Pascual Pichún is all too familiar with the Chilean government’s dichotomy of democracy and repression. For more than a decade, he and his neighbours in Temulemu – a village of approximately 250 people 30 miles north of the Temuco – have struggled to recuperate their ancestral land. Last year, the government finally purchased the property that they have occupied for years, though they have yet to receive the title for it. The purchase represents a major victory for the people of Temulemu, but it is one that Pichún and his family have paid dearly for.

Pichún and two of his sons have been arrested and accused of various crimes, all of which he claims they are innocent. He said their arrests were in reprisal for his role as a leader of the Temulemu land occupation. Pichún spent five years in prison for the crime of “terrorist threat” based on the accusations of masked witnesses that he believes were paid to testify against him. His son Rafael also served five years for the crime of burning a logging truck, whereas his youngest son, Pascual, fled the country to avoid standing trail for the same crime.

“They used to say we (Mapuche) were lazy and drunks, but now they call us terrorists,” he observed.
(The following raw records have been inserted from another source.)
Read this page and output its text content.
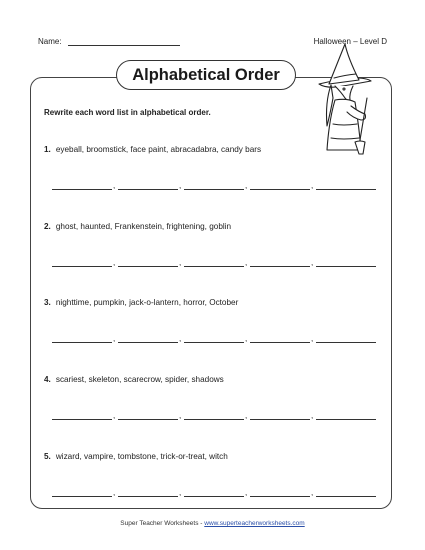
Name:	Halloween – Level D
Alphabetical Order
Rewrite each word list in alphabetical order.
1. eyeball, broomstick, face paint, abracadabra, candy bars
,	,	,	,
2. ghost, haunted, Frankenstein, frightening, goblin
,	,	,	,
3. nighttime, pumpkin, jack-o-lantern, horror, October
,	,	,	,
4. scariest, skeleton, scarecrow, spider, shadows
,	,	,	,
5. wizard, vampire, tombstone, trick-or-treat, witch
,	,	,	,
Super Teacher Worksheets - www.superteacherworksheets.com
Pichún spoke in front of a small wooden house with a metal roof that he shares with his wife, children and grandchildren. His wife, María Coñonao, explained that the last time he was arrested, a busload of police officers arrived at their farm, broke down their door, and pointed guns at the entire family, including her two-year-old grandson.

Coñonao lamented that her youngest son, Pascual, who returned from seven years of exile in Argentina earlier this year, was arrested on the day of earthquake. He is currently in jail awaiting trail on charges of burning a logging truck with his brother in 2002.

“We have suffered very much,” Coñonao said. “I hope we are finally winning our struggle.”

Pichún explained that his current priorities are getting his son out of jail and working with his community to determine the a long-term plan for managing the land the government has purchased for them. He said that in spite of the police repression, the repeated arrests and the years he spent in prison, he never considered abandoning his fight to recuperate that land.

“They can’t stop me, because behind me, there are a lot of people,” he said. “The poverty here obliges us to fight.”

Future battles

Pichún said he plans to collaborate with the Mapuche Territorial Alliance, which was founded last year to coordinate support among communities. Mapuche clans are quite independent and many Mapuche identify more with Chilean society than their ethnic group, so there is hardly a united Mapuche movement. There are no indigenous members of congress, and Gustavo Quilaqueo, who founded the first Mapuche political party, Walimapuwen, didn’t get sufficient signatures to run as a candidate for congress in last year’s elections.

In 2008, Chile became a signatory of the International Labour Organisation’s Convention 169, which mandates that indigenous people be consulted about laws and projects that will affect them, but Faundes said the government has hardly begun to comply with it. Piñera’s decision to reorganize CONADI without consulting indigenous leaders is a perfect example of the general disregard of the agreement, though it could eventually facilitate peaceful conflict resolution. However, given the current state of tension, the radicalization of some Mapuche groups, and the government’s reliance on brute force, that eventuality remains a distant one.

Law and order were central to Piñera’s campaign platform, which makes many assume he will give the police a free hand against the Mapuche, but anyone who believes their resistance can be crushed is ignoring the conflict’s trajectory. Despite hundreds of arrests and more than 70 Mapuche prisoners, their movement is stronger than ever. The ineffectiveness of the current strategy was recently illustrated by the district attorney in one of main conflict areas, who told reporters that there had been a 324% increase in crimes by Mapuche radicals between 2008 and 2009.

Advocates of the hard line approach to the Mapuche conflict should pay attention to such statistics and consider the cases of leaders such as Pascual Pichún, who despite repeated arrests and half a decade in jail, remains committed to his cause.

“I will continue to struggle so that my people can have a dignified life,” he said.